Parfois, certains meurent.

Les enfants-dépakine… Mais qu’est-ce donc ?

Il y a fort à parier que vous en entendiez parler de plus en plus.

La dépakine (comme tous les traitements à base de valproate de sodium, le principe actif) est un anti-épileptique. On le prescrit également aux personnes atteintes de troubles bipolaires. La dépakine… Très efficace. Peut-être un des traitements les plus efficaces. Sur « le marché » depuis la fin des années 60, il a la faveur des neurologues.
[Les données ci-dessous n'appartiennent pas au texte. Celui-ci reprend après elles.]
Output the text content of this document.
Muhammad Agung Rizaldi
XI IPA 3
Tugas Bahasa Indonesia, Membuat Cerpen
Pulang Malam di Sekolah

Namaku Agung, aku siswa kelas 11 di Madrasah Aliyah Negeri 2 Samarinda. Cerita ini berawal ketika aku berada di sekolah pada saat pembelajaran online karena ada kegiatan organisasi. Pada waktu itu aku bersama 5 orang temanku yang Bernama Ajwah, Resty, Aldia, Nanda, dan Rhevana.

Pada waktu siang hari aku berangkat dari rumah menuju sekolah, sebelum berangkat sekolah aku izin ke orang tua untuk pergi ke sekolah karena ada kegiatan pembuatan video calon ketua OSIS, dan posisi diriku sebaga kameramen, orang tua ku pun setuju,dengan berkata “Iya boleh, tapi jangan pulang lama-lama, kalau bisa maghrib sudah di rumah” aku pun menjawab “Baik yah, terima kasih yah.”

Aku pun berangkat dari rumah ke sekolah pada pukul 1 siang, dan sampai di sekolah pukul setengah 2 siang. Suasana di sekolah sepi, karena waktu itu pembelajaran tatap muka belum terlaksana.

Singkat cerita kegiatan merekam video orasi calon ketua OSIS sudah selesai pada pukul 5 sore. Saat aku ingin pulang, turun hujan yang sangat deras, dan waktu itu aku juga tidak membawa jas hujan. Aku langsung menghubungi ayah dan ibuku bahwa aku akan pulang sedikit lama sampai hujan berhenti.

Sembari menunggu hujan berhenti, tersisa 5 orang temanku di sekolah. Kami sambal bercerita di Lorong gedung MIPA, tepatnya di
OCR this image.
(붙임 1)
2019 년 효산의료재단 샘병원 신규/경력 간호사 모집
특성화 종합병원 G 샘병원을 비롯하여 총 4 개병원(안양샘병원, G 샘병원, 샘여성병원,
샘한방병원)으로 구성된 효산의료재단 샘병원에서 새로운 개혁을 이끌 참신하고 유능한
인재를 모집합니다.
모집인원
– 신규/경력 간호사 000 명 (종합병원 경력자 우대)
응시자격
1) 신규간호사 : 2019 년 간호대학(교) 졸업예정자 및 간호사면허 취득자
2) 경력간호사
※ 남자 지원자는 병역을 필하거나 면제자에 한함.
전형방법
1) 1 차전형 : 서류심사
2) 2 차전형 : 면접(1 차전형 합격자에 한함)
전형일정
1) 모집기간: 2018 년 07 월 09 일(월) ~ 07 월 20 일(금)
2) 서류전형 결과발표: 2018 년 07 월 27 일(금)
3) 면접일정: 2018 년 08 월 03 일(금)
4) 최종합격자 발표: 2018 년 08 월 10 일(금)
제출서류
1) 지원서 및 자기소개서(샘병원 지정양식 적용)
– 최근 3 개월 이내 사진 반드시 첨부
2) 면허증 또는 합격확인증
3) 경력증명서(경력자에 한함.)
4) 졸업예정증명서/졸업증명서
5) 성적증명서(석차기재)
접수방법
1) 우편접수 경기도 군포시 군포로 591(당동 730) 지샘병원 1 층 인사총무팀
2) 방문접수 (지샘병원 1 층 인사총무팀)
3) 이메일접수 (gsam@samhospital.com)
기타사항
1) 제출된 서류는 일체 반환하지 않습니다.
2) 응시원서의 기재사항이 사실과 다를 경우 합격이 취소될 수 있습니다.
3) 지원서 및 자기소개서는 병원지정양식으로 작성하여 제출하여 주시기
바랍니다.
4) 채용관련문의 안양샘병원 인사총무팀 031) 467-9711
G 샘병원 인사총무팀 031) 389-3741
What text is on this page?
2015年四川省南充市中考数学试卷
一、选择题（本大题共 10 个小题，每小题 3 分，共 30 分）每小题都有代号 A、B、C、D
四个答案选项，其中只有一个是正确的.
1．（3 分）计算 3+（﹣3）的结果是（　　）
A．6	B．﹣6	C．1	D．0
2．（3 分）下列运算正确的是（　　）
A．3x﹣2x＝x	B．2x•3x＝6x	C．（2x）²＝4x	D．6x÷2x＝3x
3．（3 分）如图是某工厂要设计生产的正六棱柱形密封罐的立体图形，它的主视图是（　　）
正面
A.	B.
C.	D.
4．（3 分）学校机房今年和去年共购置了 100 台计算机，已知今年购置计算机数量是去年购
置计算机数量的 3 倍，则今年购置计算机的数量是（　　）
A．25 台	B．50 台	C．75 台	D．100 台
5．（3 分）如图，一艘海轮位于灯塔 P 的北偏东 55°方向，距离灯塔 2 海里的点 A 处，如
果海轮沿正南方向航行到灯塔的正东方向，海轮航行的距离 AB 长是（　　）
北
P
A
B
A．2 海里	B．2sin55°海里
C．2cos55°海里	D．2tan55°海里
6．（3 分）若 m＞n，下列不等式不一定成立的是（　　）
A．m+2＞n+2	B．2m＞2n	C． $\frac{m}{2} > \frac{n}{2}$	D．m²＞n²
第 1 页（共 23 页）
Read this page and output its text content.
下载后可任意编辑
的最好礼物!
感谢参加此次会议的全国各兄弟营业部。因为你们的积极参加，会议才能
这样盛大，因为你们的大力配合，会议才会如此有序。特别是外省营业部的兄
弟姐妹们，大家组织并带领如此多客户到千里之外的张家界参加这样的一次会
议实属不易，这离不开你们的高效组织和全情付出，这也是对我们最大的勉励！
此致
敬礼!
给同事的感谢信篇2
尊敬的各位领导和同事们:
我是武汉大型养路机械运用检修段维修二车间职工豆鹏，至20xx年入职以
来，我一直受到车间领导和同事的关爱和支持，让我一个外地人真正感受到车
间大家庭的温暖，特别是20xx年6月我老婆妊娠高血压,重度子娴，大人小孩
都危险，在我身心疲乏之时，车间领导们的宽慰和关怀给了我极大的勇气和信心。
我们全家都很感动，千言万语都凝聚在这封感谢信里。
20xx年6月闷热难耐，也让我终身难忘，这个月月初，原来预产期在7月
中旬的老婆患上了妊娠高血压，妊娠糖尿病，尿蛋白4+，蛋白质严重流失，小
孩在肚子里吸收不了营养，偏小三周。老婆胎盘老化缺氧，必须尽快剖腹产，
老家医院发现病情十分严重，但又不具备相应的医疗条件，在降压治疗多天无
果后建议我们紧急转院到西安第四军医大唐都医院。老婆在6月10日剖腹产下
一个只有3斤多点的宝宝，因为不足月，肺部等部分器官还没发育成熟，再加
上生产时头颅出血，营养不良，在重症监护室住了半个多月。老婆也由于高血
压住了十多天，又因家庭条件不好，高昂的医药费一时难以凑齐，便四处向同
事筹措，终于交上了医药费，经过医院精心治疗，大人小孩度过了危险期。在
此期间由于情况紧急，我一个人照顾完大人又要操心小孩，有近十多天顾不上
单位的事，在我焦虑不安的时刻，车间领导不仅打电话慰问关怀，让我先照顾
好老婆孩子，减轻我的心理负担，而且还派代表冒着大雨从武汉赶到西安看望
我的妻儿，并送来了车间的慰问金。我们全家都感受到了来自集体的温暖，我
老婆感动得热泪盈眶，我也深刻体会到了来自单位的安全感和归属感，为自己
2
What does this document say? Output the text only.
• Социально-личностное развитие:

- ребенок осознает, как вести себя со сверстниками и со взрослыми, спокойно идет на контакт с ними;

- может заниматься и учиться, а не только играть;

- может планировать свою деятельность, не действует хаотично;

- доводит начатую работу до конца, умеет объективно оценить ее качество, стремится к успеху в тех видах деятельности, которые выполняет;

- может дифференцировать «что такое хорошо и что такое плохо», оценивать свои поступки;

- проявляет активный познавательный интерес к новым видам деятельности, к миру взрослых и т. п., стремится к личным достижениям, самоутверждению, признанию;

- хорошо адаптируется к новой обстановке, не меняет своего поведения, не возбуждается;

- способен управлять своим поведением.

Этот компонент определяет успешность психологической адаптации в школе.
Une victoire, se félicite t-on.

Et alors, me direz-vous ?

Ils s’appellent Mélina, Juluan, Tony, Lisa, Clara…

Leurs mamans sont épileptiques. Et au début de leurs grossesses, on ne leur a pas dit…

On leur a peut-être vaguement parlé d’un risque éventuel mais tellement minime de malformation, fente palatale, ou très rarement, malformation cardiaque. Mais on les a rassurées : grâce à un apport en acide folique, le risque est quasi inexistant. Ou en tout cas minime par rapport au risque de faire une crise d’épilepsie qui mettrait leur bébé en danger… Et puis, les médecins savent et s’il y avait un risque avéré, vous vous doutez bien que…

Quelques années plus tard…

2016

Mélina a 20 ans. Scolarisée en IME (Institut médico-éducatif, pour les non initiés), elle se destine au métier de cuisinière. Opérée plusieurs fois du cœur, son enfance a été compliquée. Aujourd’hui, elle va bien, malgré quelques troubles du comportement. Les médecins ont décidé de lui prescrire… de la dépakine ! (cela ne s’invente pas !). Elle essaie d’apprendre à lire et à écrire. Il va bien falloir qu’elle réussisse si elle veut apprendre à prendre le bus toute seule pour pouvoir faire ses stages et accéder à l’autonomie. La MDPH lui a attribué un généreux 80% de handicap.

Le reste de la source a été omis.